When you are speaking of your life's experiences, you are not speaking from rigirous scientific analysis. That doesn't make your deductions any less true, but it's anecdotal. What you have seen and experience may or may be true over a wider statistical sample, and in fact, may not be true at all. Your perception, for example, could be wrong.
I could not agree more. Nobody is claiming that scientific investigation and anecdotal evidence are the same thing.
However whilst scientific investigation is a formulated method of studying empirical evidence to obtain maximum objectivity and reliability it is also quite possible to have empirical evidence that is not part of a scientific study of any sort.
Physical evidence that exists in an objective reality external to the experiencer. Physical evidence that can be independently corroborated by other conscious beings inhabiting the same objective reality as yourself.
When I see something mundane and everyday I quite justifiably assume it to be really there and not a figment of my imagination. I have a lifetime of empirical experience of witnessing things that are also being witnessed by others around me. I have no reason to think I am imagining the evryday and ordinary.

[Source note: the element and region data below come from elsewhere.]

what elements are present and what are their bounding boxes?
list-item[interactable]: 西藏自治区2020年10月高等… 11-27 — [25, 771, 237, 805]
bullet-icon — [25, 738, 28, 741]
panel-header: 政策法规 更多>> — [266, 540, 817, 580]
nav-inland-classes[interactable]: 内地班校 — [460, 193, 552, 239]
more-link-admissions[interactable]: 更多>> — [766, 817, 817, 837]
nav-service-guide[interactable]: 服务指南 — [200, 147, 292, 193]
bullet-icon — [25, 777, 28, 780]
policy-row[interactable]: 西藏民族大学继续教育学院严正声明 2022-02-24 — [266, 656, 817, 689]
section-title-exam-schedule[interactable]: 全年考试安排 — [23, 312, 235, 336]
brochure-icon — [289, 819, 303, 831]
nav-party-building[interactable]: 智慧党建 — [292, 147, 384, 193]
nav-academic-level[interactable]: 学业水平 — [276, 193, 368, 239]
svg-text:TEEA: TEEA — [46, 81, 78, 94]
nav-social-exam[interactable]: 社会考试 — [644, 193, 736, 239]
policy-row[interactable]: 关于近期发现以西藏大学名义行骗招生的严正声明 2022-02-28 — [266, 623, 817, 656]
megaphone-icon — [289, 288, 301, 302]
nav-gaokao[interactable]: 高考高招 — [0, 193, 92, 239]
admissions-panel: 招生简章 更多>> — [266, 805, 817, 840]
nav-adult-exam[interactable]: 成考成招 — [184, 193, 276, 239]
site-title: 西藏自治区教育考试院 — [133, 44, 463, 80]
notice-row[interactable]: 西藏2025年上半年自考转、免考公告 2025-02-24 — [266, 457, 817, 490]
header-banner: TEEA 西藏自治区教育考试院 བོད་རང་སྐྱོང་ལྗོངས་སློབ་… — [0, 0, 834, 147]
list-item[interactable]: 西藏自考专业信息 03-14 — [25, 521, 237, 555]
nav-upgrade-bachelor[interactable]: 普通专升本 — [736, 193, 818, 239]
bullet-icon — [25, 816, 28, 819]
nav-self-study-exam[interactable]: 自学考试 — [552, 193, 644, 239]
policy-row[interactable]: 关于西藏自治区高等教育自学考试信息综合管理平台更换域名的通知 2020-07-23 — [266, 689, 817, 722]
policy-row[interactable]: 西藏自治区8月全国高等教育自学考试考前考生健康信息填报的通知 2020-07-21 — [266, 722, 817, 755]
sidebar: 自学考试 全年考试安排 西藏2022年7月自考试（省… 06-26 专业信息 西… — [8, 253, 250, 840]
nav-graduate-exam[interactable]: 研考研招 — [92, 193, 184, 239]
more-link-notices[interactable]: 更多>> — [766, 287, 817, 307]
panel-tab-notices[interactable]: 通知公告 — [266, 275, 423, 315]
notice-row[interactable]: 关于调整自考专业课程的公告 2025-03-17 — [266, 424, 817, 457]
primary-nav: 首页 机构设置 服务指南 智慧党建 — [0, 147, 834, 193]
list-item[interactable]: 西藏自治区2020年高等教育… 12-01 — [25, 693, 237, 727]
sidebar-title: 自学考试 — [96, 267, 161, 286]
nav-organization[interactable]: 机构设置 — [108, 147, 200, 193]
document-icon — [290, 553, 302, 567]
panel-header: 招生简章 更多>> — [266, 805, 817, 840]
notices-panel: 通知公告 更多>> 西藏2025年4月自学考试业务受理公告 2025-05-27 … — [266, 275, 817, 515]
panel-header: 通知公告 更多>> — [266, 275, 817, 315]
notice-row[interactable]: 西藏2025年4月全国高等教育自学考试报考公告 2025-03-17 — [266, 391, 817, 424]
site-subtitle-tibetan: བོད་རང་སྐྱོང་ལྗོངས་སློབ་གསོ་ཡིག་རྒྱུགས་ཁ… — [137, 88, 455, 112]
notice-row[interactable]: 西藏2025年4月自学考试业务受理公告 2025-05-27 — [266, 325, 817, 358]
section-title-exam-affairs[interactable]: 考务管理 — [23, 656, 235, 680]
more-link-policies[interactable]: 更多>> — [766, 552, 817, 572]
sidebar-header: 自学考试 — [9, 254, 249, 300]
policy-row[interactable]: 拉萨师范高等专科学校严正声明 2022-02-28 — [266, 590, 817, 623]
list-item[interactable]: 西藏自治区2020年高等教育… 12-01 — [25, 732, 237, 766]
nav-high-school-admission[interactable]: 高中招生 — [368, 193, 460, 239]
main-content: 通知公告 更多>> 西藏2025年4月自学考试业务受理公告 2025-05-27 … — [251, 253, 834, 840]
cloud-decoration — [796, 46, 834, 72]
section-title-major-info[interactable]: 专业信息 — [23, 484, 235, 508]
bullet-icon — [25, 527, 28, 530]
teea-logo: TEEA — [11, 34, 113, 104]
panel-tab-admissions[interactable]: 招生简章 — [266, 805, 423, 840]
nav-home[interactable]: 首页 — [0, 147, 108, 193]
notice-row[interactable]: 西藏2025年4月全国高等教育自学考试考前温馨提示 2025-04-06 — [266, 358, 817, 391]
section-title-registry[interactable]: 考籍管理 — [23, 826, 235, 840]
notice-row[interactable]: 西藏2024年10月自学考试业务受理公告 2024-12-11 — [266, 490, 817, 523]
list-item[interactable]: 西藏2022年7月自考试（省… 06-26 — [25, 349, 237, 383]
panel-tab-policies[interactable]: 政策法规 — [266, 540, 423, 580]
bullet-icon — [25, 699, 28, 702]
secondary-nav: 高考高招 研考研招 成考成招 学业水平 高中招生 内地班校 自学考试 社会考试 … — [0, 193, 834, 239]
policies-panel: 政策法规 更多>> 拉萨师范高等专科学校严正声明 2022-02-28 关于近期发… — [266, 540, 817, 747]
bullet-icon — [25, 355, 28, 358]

If I were in the habit of seeing things that nobody else could see or hear I might not be quite so presuming with regard to this matter.
Similarly if I witnessed something extraordinary I would very possibly
not believe my eyes unless there were fellow witnesses equally as stunned and able to corroborate what I had seen.
According to you it seems that there is scientifically verified evidence and then all other forms of evidence which are all equally valid. Empirical and non-empirical.
This is foolish. I don't need to scientifically study each individual I meet to know that they are real.
I have a lifetime of empirical physical experience on which to base the conclusion that they are real.
However extraordinary claims such as UFO experiences, bodies rising from the dead, interracting with angels etc. etc. etc. are by their very nature not mundane, not ordinary and not able to be assumed as reliable as there is not a wealth of previous empirical evidence on which to base such a conclusion. In such cases more thorough analysis is needed to render the conclusion reliable.
In short nobody is suggesting that day to day empirical experience is a substitute for scientifically rigorous investigation.
However nor is it possible (or even desirable) to subject every day to day claim to thorough scientific analysis. In the case of the mundane we can still make highly reliable conclusions based on past empirical experience.
Extraordinary claims however obviously require more analysis in order to be rendered reliable.
It is not a difficult concept. If you stop confusing empirical evidence with scientific investigation then I am sure you will get it eventually.